« Le masque que je porte là, ça fait une semaine. Même si j’ai une combine avec un copain d’Air France pour en récupérer, je les fais durer le plus possible parce que ça coûte trop cher. De toute façon je ne le porte pas pour ma santé, ça fait longtemps que je n’y fais plus attention, je le porte pour ne pas payer d’amende. Je ne peux pas me permettre ».
La vie de Sacha c’est ça, des combines dans tous les sens pour tenir malgré tout un budget intenable chaque mois. Tellement de combines et de détours auxquels il faut penser, qu’il faut anticiper ; il en est à son troisième burn-out à 27 ans.
J’ai rencontré Sacha la semaine dernière, dans le cadre de la consultation populaire que l’on organise pour enrichir et compléter le programme de la France insoumise.
Il est arrivé en s’excusant, me demandant d’anonymiser notre échange, presque honteux de la situation dans laquelle il se débat depuis presque 10 ans. Ses deux parents étaient violents et manipulateurs narcissiques – (« je sais pas si tu connais le terme ? Souvent, y en a un dans une famille, moi, pas de bol, c’était les deux »). A 18 ans, quand ça a été possible, il est parti pour ne plus revenir.
Mais tout le ramène en permanence à ce foyer financièrement à l’aise (ses deux parents sont fonctionnaires).
Tout le ramène à cette violence.
Le CROUS d’abord, et les aides auxquelles il ne peut pas prétendre car les revenus de ses parents sont inévitablement pris en compte pour les calculer, et parce qu’aucune case de leur logiciel n’est prévue pour ces cas de rupture familiale. Pas de bourses[1] pour faire ses études donc, pas de chambre en résidence non plus, pas d’exonération ou de réduction de ses frais universitaires, etc. Les années d’études de Sacha sont pleines de trous[2], de moments où il doit travailler à plein temps pour réussir à voir venir[3]. Il a une revendication : que les salaires et les allocations chômage soient versés le même jour, chaque mois, quel que soit l’organisme ou l’entreprise. Pendant son service civique, il a été payé à partir du troisième mois seulement, accumulant dettes, agios et angoisses.

Et des angoisses, il en a à revendre. « Parfois, j’accepte de sortir mais les gens ne mesurent pas, en le proposant, ce que ça suppose pour moi. Je me souviens de rendez-vous, passés à me demander si la personne en face allait proposer de régler nos cafés à la fin, incapable de me concentrer sur ce qu’on se racontait ».

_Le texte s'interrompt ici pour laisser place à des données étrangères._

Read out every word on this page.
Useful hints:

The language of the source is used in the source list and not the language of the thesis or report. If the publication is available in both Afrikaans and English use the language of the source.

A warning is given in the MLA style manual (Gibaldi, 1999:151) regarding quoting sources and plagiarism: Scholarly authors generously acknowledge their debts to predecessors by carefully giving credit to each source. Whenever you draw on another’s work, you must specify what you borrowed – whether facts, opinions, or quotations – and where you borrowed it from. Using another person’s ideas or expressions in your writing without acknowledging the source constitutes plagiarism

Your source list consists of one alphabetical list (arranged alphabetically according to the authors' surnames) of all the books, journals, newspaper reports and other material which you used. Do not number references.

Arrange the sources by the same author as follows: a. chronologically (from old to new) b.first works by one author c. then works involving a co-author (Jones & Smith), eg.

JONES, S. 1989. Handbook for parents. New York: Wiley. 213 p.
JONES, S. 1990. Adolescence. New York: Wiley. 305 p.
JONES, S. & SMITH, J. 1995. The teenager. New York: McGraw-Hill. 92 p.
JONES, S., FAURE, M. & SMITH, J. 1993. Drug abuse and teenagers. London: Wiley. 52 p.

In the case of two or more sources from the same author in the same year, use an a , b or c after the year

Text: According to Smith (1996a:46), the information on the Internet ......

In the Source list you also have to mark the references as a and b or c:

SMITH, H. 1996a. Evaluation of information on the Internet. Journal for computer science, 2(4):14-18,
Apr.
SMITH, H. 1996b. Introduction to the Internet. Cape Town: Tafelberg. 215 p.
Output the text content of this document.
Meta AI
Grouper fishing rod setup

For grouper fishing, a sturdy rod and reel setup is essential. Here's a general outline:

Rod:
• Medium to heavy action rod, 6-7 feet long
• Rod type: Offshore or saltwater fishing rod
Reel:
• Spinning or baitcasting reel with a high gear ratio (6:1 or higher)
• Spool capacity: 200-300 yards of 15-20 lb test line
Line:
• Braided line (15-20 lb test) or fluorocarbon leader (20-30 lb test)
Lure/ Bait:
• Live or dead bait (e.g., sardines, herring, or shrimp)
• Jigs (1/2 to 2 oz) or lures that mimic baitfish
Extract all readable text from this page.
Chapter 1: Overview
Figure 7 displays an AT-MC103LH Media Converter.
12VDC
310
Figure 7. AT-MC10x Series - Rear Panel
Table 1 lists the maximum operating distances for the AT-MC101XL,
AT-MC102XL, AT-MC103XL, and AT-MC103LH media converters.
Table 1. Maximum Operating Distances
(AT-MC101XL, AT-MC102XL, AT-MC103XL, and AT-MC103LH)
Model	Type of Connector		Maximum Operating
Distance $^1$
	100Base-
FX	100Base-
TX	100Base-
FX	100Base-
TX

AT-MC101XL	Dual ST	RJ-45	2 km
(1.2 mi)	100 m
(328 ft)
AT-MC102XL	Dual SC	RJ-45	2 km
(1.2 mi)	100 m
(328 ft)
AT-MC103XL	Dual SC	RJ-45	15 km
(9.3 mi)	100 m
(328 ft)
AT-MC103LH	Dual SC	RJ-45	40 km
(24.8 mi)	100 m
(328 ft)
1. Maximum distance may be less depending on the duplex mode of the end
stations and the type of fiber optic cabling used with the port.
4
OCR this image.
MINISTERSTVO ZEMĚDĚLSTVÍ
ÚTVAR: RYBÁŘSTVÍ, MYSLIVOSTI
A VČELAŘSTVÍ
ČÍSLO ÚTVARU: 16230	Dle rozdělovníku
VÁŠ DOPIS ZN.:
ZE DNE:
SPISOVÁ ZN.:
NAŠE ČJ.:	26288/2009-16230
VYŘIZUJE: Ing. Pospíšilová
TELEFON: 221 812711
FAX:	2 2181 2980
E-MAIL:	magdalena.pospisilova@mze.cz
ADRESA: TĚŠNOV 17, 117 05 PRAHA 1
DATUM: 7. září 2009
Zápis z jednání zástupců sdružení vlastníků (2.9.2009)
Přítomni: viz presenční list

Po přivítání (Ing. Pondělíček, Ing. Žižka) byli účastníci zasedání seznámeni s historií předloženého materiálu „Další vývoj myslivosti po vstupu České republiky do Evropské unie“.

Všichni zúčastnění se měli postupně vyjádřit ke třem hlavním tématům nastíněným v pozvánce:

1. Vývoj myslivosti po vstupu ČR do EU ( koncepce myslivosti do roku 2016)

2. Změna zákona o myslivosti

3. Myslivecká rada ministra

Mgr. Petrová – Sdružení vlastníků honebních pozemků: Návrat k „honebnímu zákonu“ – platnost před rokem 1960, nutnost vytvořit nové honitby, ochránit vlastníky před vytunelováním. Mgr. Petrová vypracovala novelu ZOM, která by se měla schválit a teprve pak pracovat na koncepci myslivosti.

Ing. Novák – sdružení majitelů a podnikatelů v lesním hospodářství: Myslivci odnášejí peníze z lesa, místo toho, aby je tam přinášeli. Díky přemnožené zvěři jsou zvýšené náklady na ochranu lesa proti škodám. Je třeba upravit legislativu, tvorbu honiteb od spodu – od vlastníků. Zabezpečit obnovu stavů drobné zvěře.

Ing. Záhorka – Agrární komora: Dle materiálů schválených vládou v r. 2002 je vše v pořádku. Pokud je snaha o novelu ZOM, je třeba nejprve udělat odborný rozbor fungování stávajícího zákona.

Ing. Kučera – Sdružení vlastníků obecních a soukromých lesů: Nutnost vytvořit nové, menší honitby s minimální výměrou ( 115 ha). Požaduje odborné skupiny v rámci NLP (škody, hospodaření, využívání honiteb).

Dans son quartier parisien, il a noué des liens affectifs et de solidarité qui compensent son isolement familial, dont on peine à mesurer la dureté quand on sait, d’évidence, où passer Noël, ou quel sera notre point de chute, pour stocker nos affaires, entre deux appartements étudiants. Sacha est reconnaissant de ses commerçants qui lui permettent de faire ses courses à crédit, de sa voisine qui lui fait quelques plats à réchauffer sans prévenir. Il est connu dans le coin, et s’improvise écrivain public, contre un billet, ou des clopes. Il me raconte en détail la fille de ses voisins serbe – « riches », qui travaillent dans le BTP, mais ne parlant pas français -, qui a pu aller dans un bon lycée grâce à une lettre rédigée de sa main.
Le quotidien est austère. Il estime qu’il mange « horriblement mal », des conserves, des plats à réchauffer au micro-onde, ou au fast-food, dehors. Il préfère mal manger qu’aller aux Restos du cœur, bénéficier d’une solidarité qu’il pense ne pas mériter quand il songe à ses copains de galère, bien plus en galère que lui. Il me raconte les paniers de légumes bio à destination des étudiants modestes dont il pouvait bénéficier à la fac. Et ajoute, rieur : « Mais tu vois, c’était pas facile, sur les plaques électriques de ma chambre de bonne de faire mijoter tout ça ». Pas exactement conçues pour préparer un pot-au-feu. Son chez-lui fait 9m2, sanitaires et cuisine compris – il peut payer sa chambre dans le parc privé, grâce aux APL[4]. Il a menti au propriétaire, bidouillé les papiers pour obtenir l’appartement, sans quoi il lui aurait été impossible d’y accéder.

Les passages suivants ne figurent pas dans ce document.